Currently, I don't have time to dive into nix (I use NixOS less than a year) and I am not using flakes, so I decided to make a docker container with Idris 2. Works perfectly for me, especially the ability to get a fresh version of any idris package without additional actions

DanMax03 avatar Oct 17 '24 19:10 DanMax03

Just a small update: it's been a bit now since pack was made available as a package in nixpkgs. It can be installed in the normal way under NixOS now. The only caveat is that pack's auto updating (updating the pack program itself) won't work; this is antithetical to having nix manage the pack installation anyway. Everything else should work just fine.

mattpolzin avatar May 23 '25 20:05 mattpolzin

should they be totally wrapped in nix or not?

I have the same questions for Guix, which I use more often than Nix. Maybe the recentish approach below with Rust provides some food for thought if pack is moving towards operating like cargo?

https://guix.gnu.org/en/blog/2025/a-new-rust-packaging-model/

jgarte avatar Aug 15 '25 14:08 jgarte

Interesting. But if you’re using the pack database (via the pack executable or, for example, my idris2Packages pack collection), then the mismatch the article refers to does not exist.

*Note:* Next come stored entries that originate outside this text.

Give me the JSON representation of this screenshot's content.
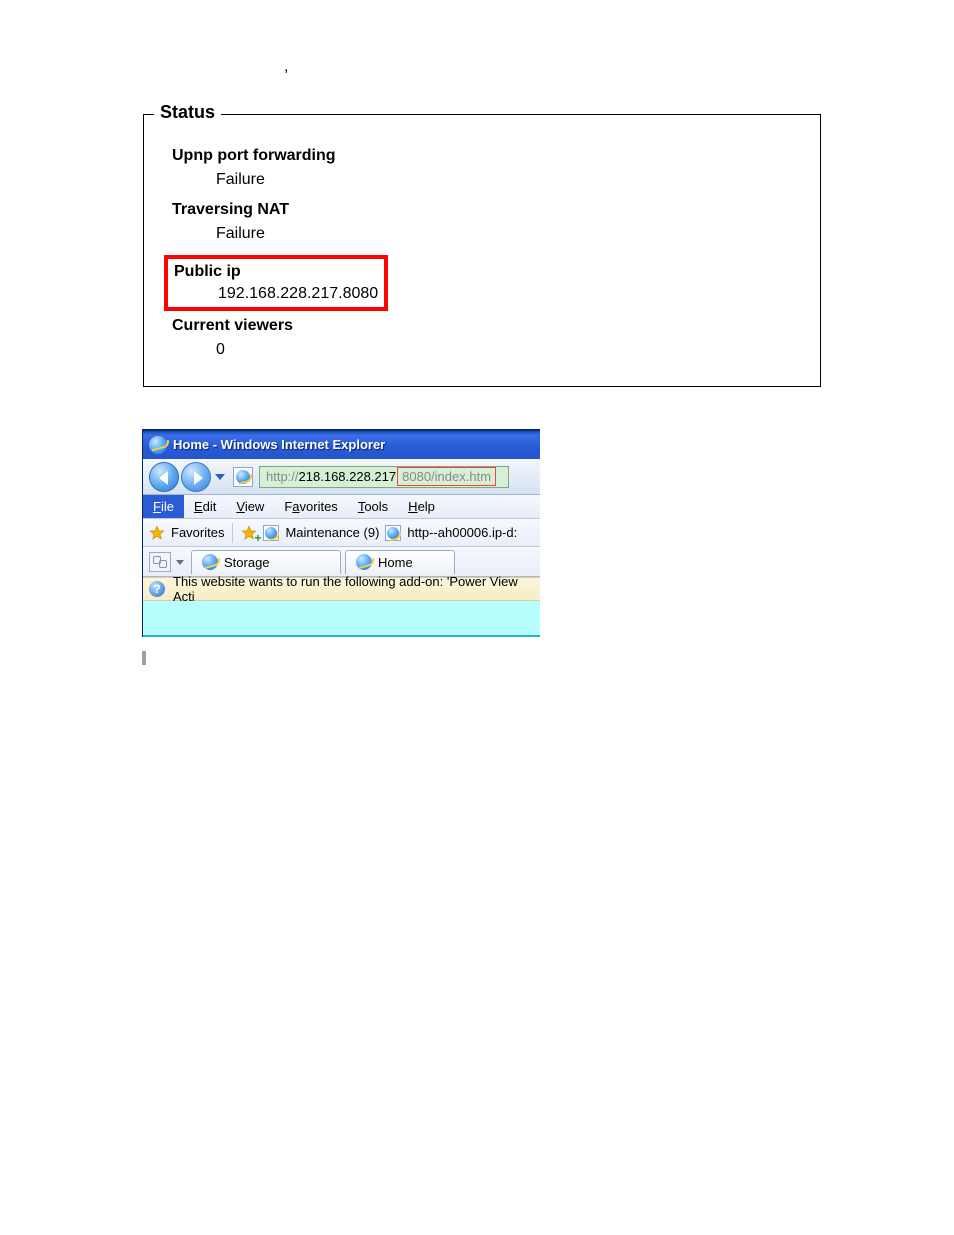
{
  "status": {
    "legend": "Status",
    "upnp_label": "Upnp port forwarding",
    "upnp_value": "Failure",
    "nat_label": "Traversing NAT",
    "nat_value": "Failure",
    "ip_label": "Public ip",
    "ip_value": "192.168.228.217.8080",
    "viewers_label": "Current viewers",
    "viewers_value": "0"
  },
  "ie": {
    "title": "Home - Windows Internet Explorer",
    "url_prefix": "http://",
    "url_host": "218.168.228.217",
    "url_port_path": "8080/index.htm",
    "menu": {
      "file": "File",
      "edit": "Edit",
      "view": "View",
      "favorites": "Favorites",
      "tools": "Tools",
      "help": "Help"
    },
    "fav_label": "Favorites",
    "fav_link1": "Maintenance (9)",
    "fav_link2": "http--ah00006.ip-d:",
    "tab1": "Storage",
    "tab2": "Home",
    "infobar": "This website wants to run the following add-on: 'Power View Acti"
  }
}
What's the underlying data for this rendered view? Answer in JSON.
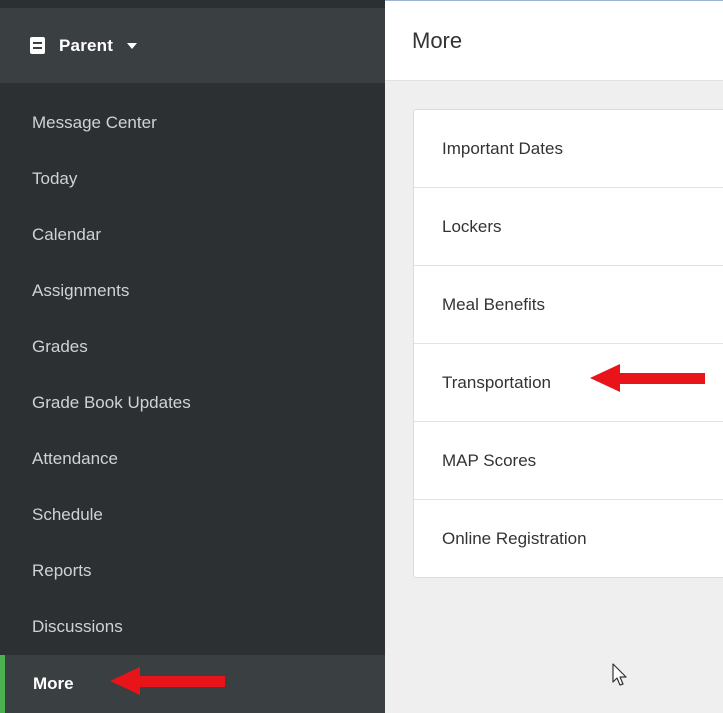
{
  "sidebar": {
    "role": {
      "label": "Parent",
      "icon": "document-icon",
      "dropdown_icon": "caret-down-icon"
    },
    "items": [
      {
        "label": "Message Center"
      },
      {
        "label": "Today"
      },
      {
        "label": "Calendar"
      },
      {
        "label": "Assignments"
      },
      {
        "label": "Grades"
      },
      {
        "label": "Grade Book Updates"
      },
      {
        "label": "Attendance"
      },
      {
        "label": "Schedule"
      },
      {
        "label": "Reports"
      },
      {
        "label": "Discussions"
      },
      {
        "label": "More",
        "active": true
      }
    ]
  },
  "main": {
    "title": "More",
    "items": [
      {
        "label": "Important Dates"
      },
      {
        "label": "Lockers"
      },
      {
        "label": "Meal Benefits"
      },
      {
        "label": "Transportation"
      },
      {
        "label": "MAP Scores"
      },
      {
        "label": "Online Registration"
      }
    ]
  },
  "colors": {
    "sidebar_bg": "#2c3033",
    "sidebar_header_bg": "#3a3f42",
    "active_indicator": "#4caf50",
    "annotation_arrow": "#e8141a",
    "main_bg": "#efefef"
  }
}
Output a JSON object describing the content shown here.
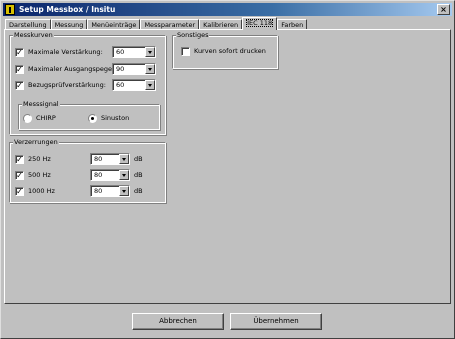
{
  "window": {
    "title": "Setup Messbox / Insitu",
    "close_label": "×"
  },
  "tabs": [
    {
      "label": "Darstellung",
      "active": false
    },
    {
      "label": "Messung",
      "active": false
    },
    {
      "label": "Menüeinträge",
      "active": false
    },
    {
      "label": "Messparameter",
      "active": false
    },
    {
      "label": "Kalibrieren",
      "active": false
    },
    {
      "label": "IEC 118",
      "active": true
    },
    {
      "label": "Farben",
      "active": false
    }
  ],
  "messkurven": {
    "title": "Messkurven",
    "items": [
      {
        "label": "Maximale Verstärkung:",
        "checked": true,
        "value": "60"
      },
      {
        "label": "Maximaler Ausgangspegel:",
        "checked": true,
        "value": "90"
      },
      {
        "label": "Bezugsprüfverstärkung:",
        "checked": true,
        "value": "60"
      }
    ],
    "messsignal": {
      "title": "Messsignal",
      "options": [
        {
          "label": "CHIRP",
          "selected": false
        },
        {
          "label": "Sinuston",
          "selected": true
        }
      ]
    }
  },
  "verzerrungen": {
    "title": "Verzerrungen",
    "unit": "dB",
    "items": [
      {
        "label": "250 Hz",
        "checked": true,
        "value": "80"
      },
      {
        "label": "500 Hz",
        "checked": true,
        "value": "80"
      },
      {
        "label": "1000 Hz",
        "checked": true,
        "value": "80"
      }
    ]
  },
  "sonstiges": {
    "title": "Sonstiges",
    "print_label": "Kurven sofort drucken",
    "print_checked": false
  },
  "buttons": {
    "cancel": "Abbrechen",
    "apply": "Übernehmen"
  },
  "check_glyph": "✓"
}
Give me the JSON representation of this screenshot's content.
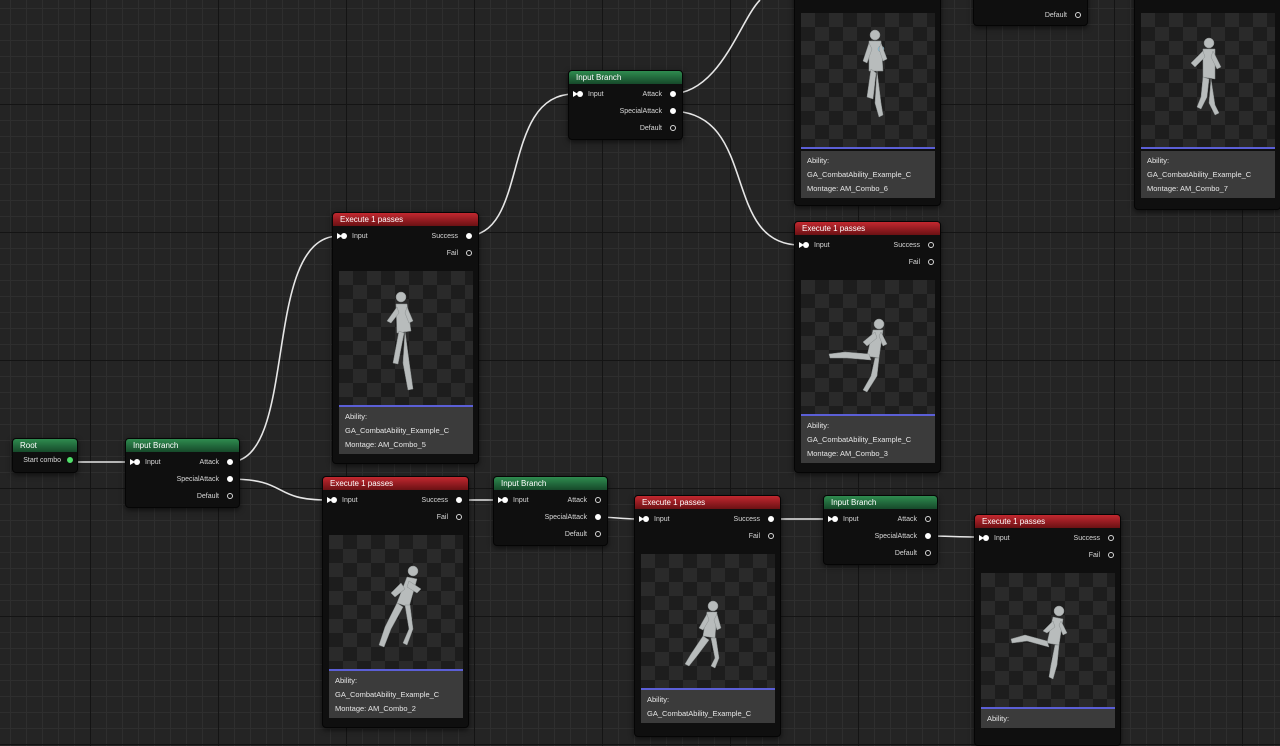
{
  "nodes": {
    "root": {
      "title": "Root",
      "output": "Start combo"
    },
    "branch_a": {
      "title": "Input Branch",
      "input": "Input",
      "outputs": [
        "Attack",
        "SpecialAttack",
        "Default"
      ]
    },
    "branch_b": {
      "title": "Input Branch",
      "input": "Input",
      "outputs": [
        "Attack",
        "SpecialAttack",
        "Default"
      ]
    },
    "branch_c": {
      "title": "Input Branch",
      "input": "Input",
      "outputs": [
        "Attack",
        "SpecialAttack",
        "Default"
      ]
    },
    "branch_d": {
      "title": "Input Branch",
      "input": "Input",
      "outputs": [
        "Attack",
        "SpecialAttack",
        "Default"
      ]
    },
    "branch_top": {
      "outputs": [
        "Default"
      ]
    },
    "exec_combo5": {
      "title": "Execute 1 passes",
      "input": "Input",
      "outputs": [
        "Success",
        "Fail"
      ],
      "ability_label": "Ability:",
      "ability": "GA_CombatAbility_Example_C",
      "montage": "Montage: AM_Combo_5"
    },
    "exec_combo2": {
      "title": "Execute 1 passes",
      "input": "Input",
      "outputs": [
        "Success",
        "Fail"
      ],
      "ability_label": "Ability:",
      "ability": "GA_CombatAbility_Example_C",
      "montage": "Montage: AM_Combo_2"
    },
    "exec_combo3": {
      "title": "Execute 1 passes",
      "input": "Input",
      "outputs": [
        "Success",
        "Fail"
      ],
      "ability_label": "Ability:",
      "ability": "GA_CombatAbility_Example_C",
      "montage": "Montage: AM_Combo_3"
    },
    "exec_combo6": {
      "ability_label": "Ability:",
      "ability": "GA_CombatAbility_Example_C",
      "montage": "Montage: AM_Combo_6"
    },
    "exec_combo7": {
      "ability_label": "Ability:",
      "ability": "GA_CombatAbility_Example_C",
      "montage": "Montage: AM_Combo_7"
    },
    "exec_mid": {
      "title": "Execute 1 passes",
      "input": "Input",
      "outputs": [
        "Success",
        "Fail"
      ],
      "ability_label": "Ability:",
      "ability": "GA_CombatAbility_Example_C"
    },
    "exec_right": {
      "title": "Execute 1 passes",
      "input": "Input",
      "outputs": [
        "Success",
        "Fail"
      ],
      "ability_label": "Ability:"
    }
  },
  "colors": {
    "branch_header": "#2f8c4f",
    "execute_header": "#c2282f",
    "wire": "#e6e6e6",
    "thumb_divider": "#5b5fd6"
  },
  "icons": {
    "input_pin": "exec-input-pin-icon",
    "output_pin": "output-pin-icon",
    "preview": "character-pose-preview"
  }
}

All packages use all other packages at the current set versions which means you do benefit from building dependencies as their own derivations because they can be reused by other dependencies and the whole lot of them can be hosted in a binary cache so build times of any number of end-user executables can all benefit from the shared dependency builds. This only works if the disparate executables are using the same version of the package set, but it works well in that case.

I don’t know much about rust, but I think it only does whole program compilation which is the other reason building dependencies individually may not have made sense. The fact that Idris will compile to TTC and then reuse that intermediate down the road differentiates it because it does benefit us to build each dependency ahead of time.